If you think team cohesion is overrated, consider this anecdote from Tony Dungy, legendary NFL coach.
This was in response to a question from the host on The James Brown Show, about the talent of the 2006-2007 Colts team – who won Super Bowl XLI – in comparison to the six other teams Dungy had coached:
“You know, there were a lot of talented teams in Indianapolis. That team was about number five in the group of seven.” (in terms of player skill and talent)
“Really?” Brown asked.
“Yes. The difference was, they were the team that worked together the best. They had that cohesion.”
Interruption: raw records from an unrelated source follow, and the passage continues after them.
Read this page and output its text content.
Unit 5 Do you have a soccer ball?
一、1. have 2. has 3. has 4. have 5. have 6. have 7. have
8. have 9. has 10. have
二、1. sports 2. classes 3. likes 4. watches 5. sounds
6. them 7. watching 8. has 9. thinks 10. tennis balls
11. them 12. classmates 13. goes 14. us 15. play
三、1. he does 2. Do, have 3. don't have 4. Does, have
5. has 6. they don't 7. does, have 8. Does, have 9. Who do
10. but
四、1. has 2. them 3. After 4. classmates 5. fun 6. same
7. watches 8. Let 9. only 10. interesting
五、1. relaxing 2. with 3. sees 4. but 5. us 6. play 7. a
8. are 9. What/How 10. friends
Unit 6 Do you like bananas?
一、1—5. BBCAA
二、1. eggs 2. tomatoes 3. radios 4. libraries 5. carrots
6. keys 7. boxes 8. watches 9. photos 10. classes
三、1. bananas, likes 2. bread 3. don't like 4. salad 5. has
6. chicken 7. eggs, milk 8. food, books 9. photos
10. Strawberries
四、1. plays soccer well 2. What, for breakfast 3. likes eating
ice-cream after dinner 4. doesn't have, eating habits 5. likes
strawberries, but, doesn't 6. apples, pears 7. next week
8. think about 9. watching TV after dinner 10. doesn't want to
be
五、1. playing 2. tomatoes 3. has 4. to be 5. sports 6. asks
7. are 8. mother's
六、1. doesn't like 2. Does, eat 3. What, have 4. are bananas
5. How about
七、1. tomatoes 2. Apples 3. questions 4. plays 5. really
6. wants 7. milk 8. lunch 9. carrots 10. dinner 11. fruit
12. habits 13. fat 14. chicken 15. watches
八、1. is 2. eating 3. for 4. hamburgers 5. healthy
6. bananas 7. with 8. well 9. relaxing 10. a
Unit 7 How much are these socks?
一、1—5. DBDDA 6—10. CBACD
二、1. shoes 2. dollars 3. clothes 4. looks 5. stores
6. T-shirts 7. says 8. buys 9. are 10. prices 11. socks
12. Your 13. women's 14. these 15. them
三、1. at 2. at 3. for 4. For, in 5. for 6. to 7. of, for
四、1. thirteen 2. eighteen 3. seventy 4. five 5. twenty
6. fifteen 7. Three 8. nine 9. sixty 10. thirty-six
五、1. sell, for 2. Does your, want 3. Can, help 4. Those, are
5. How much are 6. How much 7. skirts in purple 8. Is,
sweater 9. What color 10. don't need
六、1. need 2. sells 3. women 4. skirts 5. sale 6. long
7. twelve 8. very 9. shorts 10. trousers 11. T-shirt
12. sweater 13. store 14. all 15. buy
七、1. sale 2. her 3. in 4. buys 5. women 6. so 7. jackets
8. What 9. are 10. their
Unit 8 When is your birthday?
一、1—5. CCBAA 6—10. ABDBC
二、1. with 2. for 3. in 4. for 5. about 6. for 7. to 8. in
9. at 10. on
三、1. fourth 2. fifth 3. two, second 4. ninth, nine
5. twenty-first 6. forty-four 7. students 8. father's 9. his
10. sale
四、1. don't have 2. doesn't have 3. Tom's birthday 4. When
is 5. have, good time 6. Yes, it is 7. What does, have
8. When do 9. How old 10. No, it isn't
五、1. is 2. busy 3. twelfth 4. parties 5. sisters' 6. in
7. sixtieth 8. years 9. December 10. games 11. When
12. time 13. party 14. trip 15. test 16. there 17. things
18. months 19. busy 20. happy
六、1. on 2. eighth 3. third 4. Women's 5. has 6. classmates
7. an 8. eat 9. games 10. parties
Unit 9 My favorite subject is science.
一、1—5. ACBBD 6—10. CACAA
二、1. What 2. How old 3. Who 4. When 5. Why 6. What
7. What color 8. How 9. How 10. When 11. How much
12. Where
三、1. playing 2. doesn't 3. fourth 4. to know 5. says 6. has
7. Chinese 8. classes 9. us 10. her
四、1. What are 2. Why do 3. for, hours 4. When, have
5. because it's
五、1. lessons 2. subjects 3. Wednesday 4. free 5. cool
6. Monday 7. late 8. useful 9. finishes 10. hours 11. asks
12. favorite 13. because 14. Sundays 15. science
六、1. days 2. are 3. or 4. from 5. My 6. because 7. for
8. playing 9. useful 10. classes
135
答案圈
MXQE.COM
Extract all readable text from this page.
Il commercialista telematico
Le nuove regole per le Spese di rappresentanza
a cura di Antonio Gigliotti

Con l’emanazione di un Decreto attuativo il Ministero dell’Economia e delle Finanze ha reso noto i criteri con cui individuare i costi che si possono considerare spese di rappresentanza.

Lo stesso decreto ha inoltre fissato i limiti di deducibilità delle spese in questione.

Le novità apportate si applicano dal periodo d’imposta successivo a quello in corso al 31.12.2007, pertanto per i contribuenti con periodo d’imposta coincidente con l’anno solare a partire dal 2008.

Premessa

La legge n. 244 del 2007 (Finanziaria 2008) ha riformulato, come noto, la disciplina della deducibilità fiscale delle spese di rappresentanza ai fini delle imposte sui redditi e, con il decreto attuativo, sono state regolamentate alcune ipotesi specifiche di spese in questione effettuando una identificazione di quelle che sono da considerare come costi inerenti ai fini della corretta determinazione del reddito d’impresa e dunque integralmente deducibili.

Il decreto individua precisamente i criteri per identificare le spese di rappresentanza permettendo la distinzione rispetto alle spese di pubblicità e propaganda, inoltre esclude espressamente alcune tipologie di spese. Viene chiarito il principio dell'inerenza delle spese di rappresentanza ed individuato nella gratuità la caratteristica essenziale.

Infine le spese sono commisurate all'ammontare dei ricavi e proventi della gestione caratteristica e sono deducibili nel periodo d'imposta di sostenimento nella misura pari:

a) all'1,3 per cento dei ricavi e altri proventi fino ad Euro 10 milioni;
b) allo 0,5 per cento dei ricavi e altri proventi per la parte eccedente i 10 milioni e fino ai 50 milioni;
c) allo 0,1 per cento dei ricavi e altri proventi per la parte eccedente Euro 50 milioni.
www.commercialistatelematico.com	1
He went on to describe how they came back from being down in key games, and won against long odds because they wouldn’t let adversity get the better of them, and continued to function well as a unit. He complimented Peyton Manning for being a good organizer, and the offensive coordinator for creating situations that played to all these strengths (no-run offense).
Think about that. Consider how powerful teams of people can be at any task, when their energy is multiplied by working together toward the same goals (rowing in the same direction), building on strengths, and not diverting energy or productivity into side projects or disputes…
James Brown asks great questions, and Tony acknowledged that he sometimes overlooked the needs of the individual in pursuit of the team’s goals. Incredibly, Dungy wrote a leadership book, The Mentor Leader, in just four months – in the middle of an NFL season!
This quote is also attributed to Dungy in a different source: “The secret to success is good leadership, and good leadership is all about making the lives of your team members or workers better.”
Patrick Lencioni is a respected trainer and author on the topic of organizational health and leadership. His best-selling books “The Five Dysfunctions of a Team”and “The Advantage” clearly illustrate through creative nonfiction and thoughtful analysis why cohesive teams are much more powerful, and how they work best with capable, supportive leaders at the helm. I’ve enjoyed both this past fall and winter.
There are many others out there who lift up and teach similar models of inclusive, supportive leadership and cohesive teamwork. I welcome your favorite resources and leaders in the comments!